I dati della rete e delle piattaforme sono degli indicatori preziosi, se poi li inseriamo nel giusto contesto interpretativo e cronologico diventano rivelatori, anzi, possono essere predittivi di quanto poi si concretizza nella quotidianità onlife.

In che senso?
Mi spiego meglio. Gli insight ottenuti da Giorgia Meloni e, parallelamente quelli del leader leghista Matteo Salvini, hanno incassato dei picchi superiori o inferiori alla media in coincidenza di determinati passaggi politici.

Cioè quando?
È successo dopo le due crisi che hanno coinvolto i governi guidati da Giuseppe Conte, agosto 2019 e gennaio 2021, o dopo la rielezione del presidente Sergio Mattarella. Sono delle fratture percettive che hanno fatto guadagnare o perdere ai leader coinvolti quote di attenzione digitale. È questa la sfida ultima, la conquista del mercato dell’attenzione digitale, sempre più rarefatta, sulla quale i politici testano la loro leadership.
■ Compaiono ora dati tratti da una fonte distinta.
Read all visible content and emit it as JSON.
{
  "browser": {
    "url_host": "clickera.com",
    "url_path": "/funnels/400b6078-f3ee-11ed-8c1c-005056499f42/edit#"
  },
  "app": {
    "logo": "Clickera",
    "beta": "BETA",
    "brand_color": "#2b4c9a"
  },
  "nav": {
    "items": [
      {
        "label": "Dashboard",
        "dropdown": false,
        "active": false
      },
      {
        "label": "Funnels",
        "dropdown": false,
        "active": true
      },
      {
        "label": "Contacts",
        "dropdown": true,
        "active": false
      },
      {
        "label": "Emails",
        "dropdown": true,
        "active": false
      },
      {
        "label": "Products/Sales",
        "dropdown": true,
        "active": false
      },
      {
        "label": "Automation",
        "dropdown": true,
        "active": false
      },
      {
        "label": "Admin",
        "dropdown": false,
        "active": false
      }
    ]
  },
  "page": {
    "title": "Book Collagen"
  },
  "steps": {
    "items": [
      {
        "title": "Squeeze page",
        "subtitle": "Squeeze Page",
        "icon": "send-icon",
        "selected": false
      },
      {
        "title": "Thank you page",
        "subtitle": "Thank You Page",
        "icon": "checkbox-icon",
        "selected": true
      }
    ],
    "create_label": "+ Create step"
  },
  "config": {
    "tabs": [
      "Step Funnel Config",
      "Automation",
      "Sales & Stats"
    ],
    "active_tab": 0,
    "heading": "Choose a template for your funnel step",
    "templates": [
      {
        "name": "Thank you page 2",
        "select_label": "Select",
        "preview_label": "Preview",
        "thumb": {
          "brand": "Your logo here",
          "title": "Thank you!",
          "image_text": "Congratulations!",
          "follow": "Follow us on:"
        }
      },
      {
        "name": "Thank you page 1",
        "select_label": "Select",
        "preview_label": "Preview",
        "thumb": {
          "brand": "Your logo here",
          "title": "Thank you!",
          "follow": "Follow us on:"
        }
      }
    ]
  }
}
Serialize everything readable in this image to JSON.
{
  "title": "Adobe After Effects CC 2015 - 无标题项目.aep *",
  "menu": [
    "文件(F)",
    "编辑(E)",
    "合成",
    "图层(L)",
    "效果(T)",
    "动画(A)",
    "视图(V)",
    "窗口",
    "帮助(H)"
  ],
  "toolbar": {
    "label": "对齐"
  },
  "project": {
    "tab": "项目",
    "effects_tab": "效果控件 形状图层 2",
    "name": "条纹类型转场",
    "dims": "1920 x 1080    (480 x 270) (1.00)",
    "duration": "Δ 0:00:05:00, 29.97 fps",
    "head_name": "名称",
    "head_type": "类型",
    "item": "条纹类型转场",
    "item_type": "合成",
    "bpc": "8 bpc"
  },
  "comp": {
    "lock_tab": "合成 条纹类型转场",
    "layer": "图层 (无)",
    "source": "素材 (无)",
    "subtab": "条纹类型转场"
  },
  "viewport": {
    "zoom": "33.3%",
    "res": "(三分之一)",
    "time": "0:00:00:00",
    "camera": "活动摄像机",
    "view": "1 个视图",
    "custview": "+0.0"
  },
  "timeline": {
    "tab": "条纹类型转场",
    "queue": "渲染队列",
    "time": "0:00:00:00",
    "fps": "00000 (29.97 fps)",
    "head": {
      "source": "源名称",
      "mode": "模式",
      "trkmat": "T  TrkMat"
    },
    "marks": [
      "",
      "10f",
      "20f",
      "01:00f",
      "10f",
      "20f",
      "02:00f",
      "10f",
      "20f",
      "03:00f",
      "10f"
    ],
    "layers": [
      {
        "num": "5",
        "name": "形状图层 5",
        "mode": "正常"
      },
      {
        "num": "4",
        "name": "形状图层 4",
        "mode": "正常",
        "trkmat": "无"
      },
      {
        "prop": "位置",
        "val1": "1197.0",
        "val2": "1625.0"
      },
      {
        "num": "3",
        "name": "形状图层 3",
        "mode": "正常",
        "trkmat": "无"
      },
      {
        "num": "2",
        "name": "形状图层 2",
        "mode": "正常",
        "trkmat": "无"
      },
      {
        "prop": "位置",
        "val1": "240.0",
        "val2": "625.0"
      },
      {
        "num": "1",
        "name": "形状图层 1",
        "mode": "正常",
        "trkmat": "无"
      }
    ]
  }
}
Cosa ha sbagliato Salvini nella perdita di consensi (e di follower) e quali sono stati i punti di forza della Meloni?
A mio avviso, il limite più evidente nella comunicazione politica di Salvini è che molto spesso è partito dal dato, dall’interazione, per scegliere un posizionamento politico. Una strategia che nel breve periodo ha portato risultato corposi, ma che nel lungo periodo ha minato la reputazione politica di quel leader. Il dato anticipava la politica, il profitto dell’algoritmo legittimava quello politico e non viceversa. Al contrario, invece, il percorso della Meloni è stato in molte circostanze l’opposto. Il dato delle piattaforme era solo una conferma che premiava o censurava una precisa scelta politica e questo tipo di atteggiamento è stato letto dai follower come il segnale inequivocabile di coerenza personale e politica.

Se dovesse fare una classifica dei politici che meglio di altri sanno usare bene i social dal punto di vista della comunicazione politica, quale sarebbe?
Il criterio che solitamente utilizzo in questi casi, per mantenere un’oggettività nella valutazione, è quello di un calendario di pubblicazioni che risulti per i follower il giusto mix, fatto di equilibrio e coerenza, tra contenuti politici, pop e hype. Se teniamo ferma questa cornice di riferimento, allora la mia classifica vede al primo posto Giorgia Meloni, poi sul podio accanto a lei metto Giuseppe Conte e Matteo Renzi. Subito dopo, invece, limitandoci ai primi cinque, di certo meritano un posto Matteo Salvini e Carlo Calenda.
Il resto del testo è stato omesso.